- Genus: Ulmus
- Cultivar: 'Myrtifolia'
- Origin: England?

= Ulmus 'Myrtifolia' =

Elm cultivar

The elm cultivar Ulmus 'Myrtifolia', the Myrtle-leaved Elm, first appeared in nursery and horticultural lists in the 1830s, as Ulmus myrtifolia and Ulmus campestris myrtifolia, the name Ulmus myrtifolia Volxem being used at Kew Gardens from 1880. Lawson's nursery of Edinburgh appears to have been the earliest to list the tree. 'Myrtifolia' was listed by Nicholson in Kew Hand-List Trees & Shrubs (1896), but without description. It was later listed as a cultivar and described by Rehder in 1939 and by Krüssmann in 1962.
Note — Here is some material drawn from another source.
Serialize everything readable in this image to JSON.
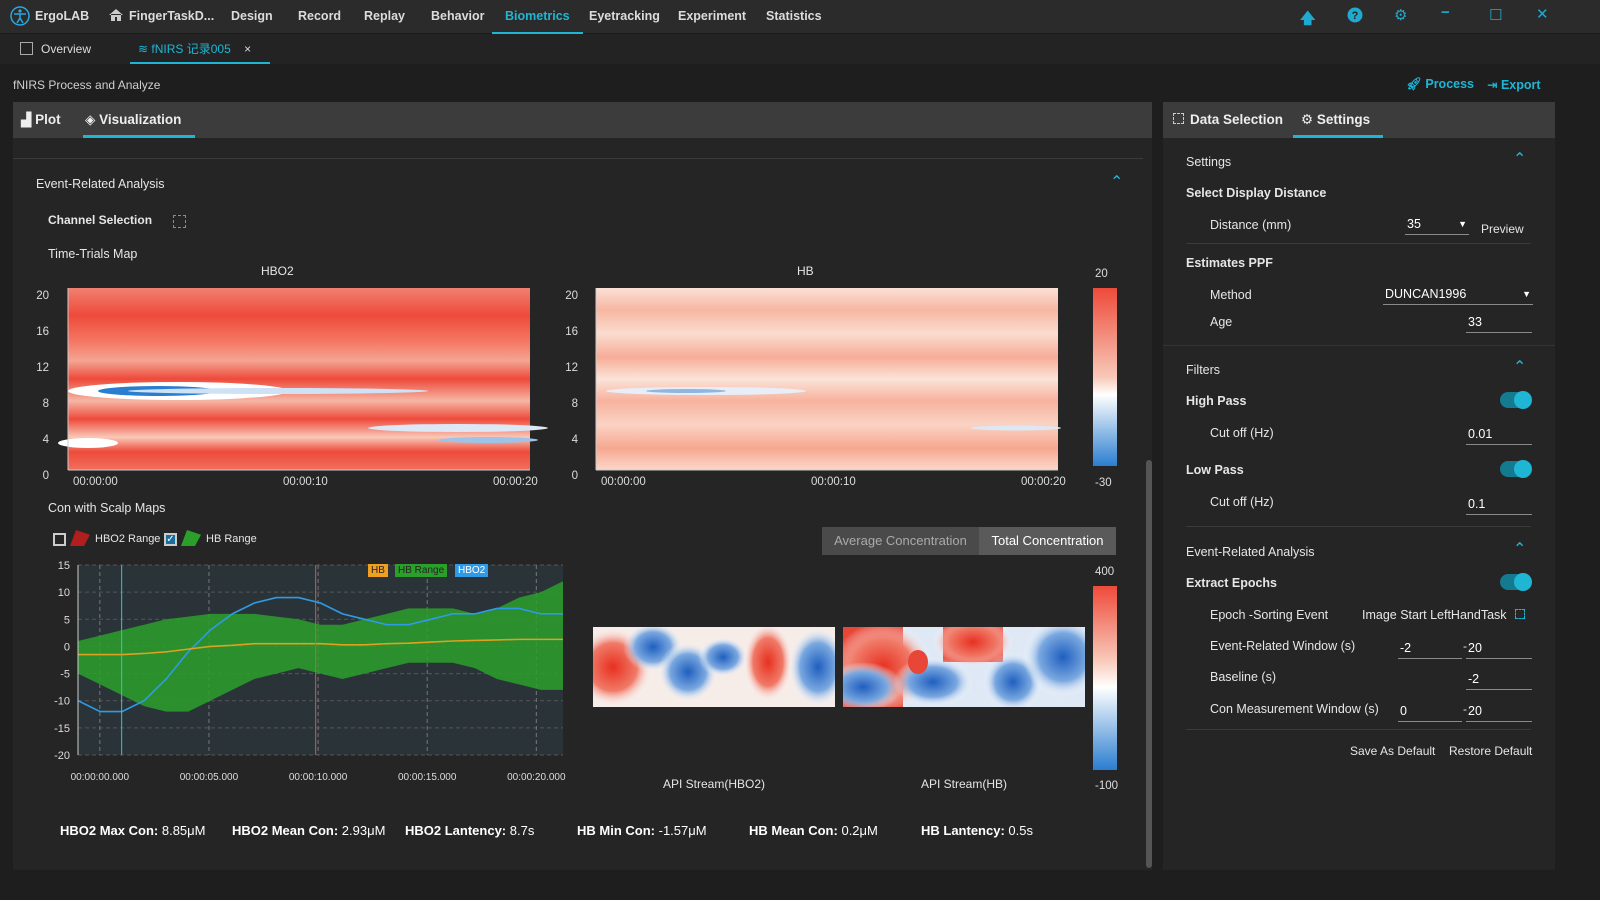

The specimen under this name in the Herb. Nicholson at Kew was considered by Melville to be a probable U. minor × Ulmus minor 'Plotii' hybrid.

The cultivar 'Myrtifolia Purpurea', which has larger leaves, is not related to 'Myrtifolia'.

==Description==
'Myrtifolia' was described as having leaves ovate or rhombic-ovate to oblong-ovate, 2-5 cm long with nearly simple teeth, loosely pilose on both sides. The petiole is 2 to 4 mm long, and the samara is 12 to 15 mm long.

==Cultivation==
A 'Mytifolia' was present in North Road, Bath in 1902. There were specimens at Arnold Arboretum in the mid-20th century, sourced in the 1920s from a tree in Cleveland, Ohio.

The tree is not known to remain in cultivation.

==Synonymy==
- Ulmus campestris (: minor) var. myrtifolia Hort.: Nicholson, in Kew Hand-List Trees & Shrubs 2: 135, 1896.
- Ulmus buxifolia Hort.: Nicholson, Kew Hand-List Trees & Shrubs 2: 135, 1896, in synonymy.